Близок день, когда ты поедешь в Париж; поездка эта в том или другом отношении, но непременно будет иметь огромные последствия для тебя, и поэтому в письмах своих я впредь всегда буду иметь этот новый меридиан. Там подле тебя не будет уже м-ра Харта и ты во всём должен будешь руководствоваться собственным благоразумием, а я позволю себе всё же немного усомниться в благоразумии восемнадцатилетнего юноши. В Академии ты повстречаешь множество молодых людей, которые будут ещё менее благоразумны, чем ты. Со всеми из них тебе придётся познакомиться, но сначала хорошенько оглядись и узнай, что это за люди, а потом уже сближайся с ними и caeteris paribus[1] останови свой выбор на лицах более высокого положения и знатных. Окажи им особое внимание – тогда ты будешь принят в их дома и сможешь бывать в самом лучшем обществе. Все эти юные французы до чрезвычайности étourdis[2]: будь осторожен, избегай всякого рода столкновений и ссор; даже шутя не позволяй себе никаких фамильярных жестов; воздержись от jeux de main[3] и coups de chambriere[4], – то и другое нередко приводит к ссорам. Будь, пожалуйста, таким же весёлым, как и они, но вместе с тем будь и немного поумней.

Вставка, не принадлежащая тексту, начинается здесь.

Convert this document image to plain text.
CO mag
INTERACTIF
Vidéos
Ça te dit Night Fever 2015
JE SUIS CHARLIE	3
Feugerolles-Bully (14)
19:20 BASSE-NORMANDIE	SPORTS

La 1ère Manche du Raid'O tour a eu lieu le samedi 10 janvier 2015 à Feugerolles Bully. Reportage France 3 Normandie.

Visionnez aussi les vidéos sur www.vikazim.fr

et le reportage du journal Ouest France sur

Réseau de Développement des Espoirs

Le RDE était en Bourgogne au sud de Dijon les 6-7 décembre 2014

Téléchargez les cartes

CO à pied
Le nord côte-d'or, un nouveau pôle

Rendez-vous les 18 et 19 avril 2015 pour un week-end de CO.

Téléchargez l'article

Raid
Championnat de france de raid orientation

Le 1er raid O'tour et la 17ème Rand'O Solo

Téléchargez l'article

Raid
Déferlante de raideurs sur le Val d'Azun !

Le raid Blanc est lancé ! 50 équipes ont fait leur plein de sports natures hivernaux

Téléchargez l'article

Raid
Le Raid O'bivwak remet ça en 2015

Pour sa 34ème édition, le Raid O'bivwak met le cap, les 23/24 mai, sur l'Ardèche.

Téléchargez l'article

Ты убедишься, что в отношении изящной литературы большинство из них – сущие невежды; не попрекай их этим невежеством и не давай им почувствовать своё превосходство над ними; они нисколько не виноваты в том, что воспитаны для военной службы. Но вместе с тем не позволяй этим невежественным и праздным людям посягать на утренние твои часы, которые ты, может быть, сумеешь посвятить серьёзным занятиям. Никаких завтраков вместе с ними – это отнимает очень много времени, лучше скажи им (только отнюдь не назидательным менторским тоном), что утром ты собираешься часа два-три почитать, а всё остальное время ты к их услугам. Между прочим, я всё же надеюсь, что и вечера свои ты будешь проводить среди людей более умных.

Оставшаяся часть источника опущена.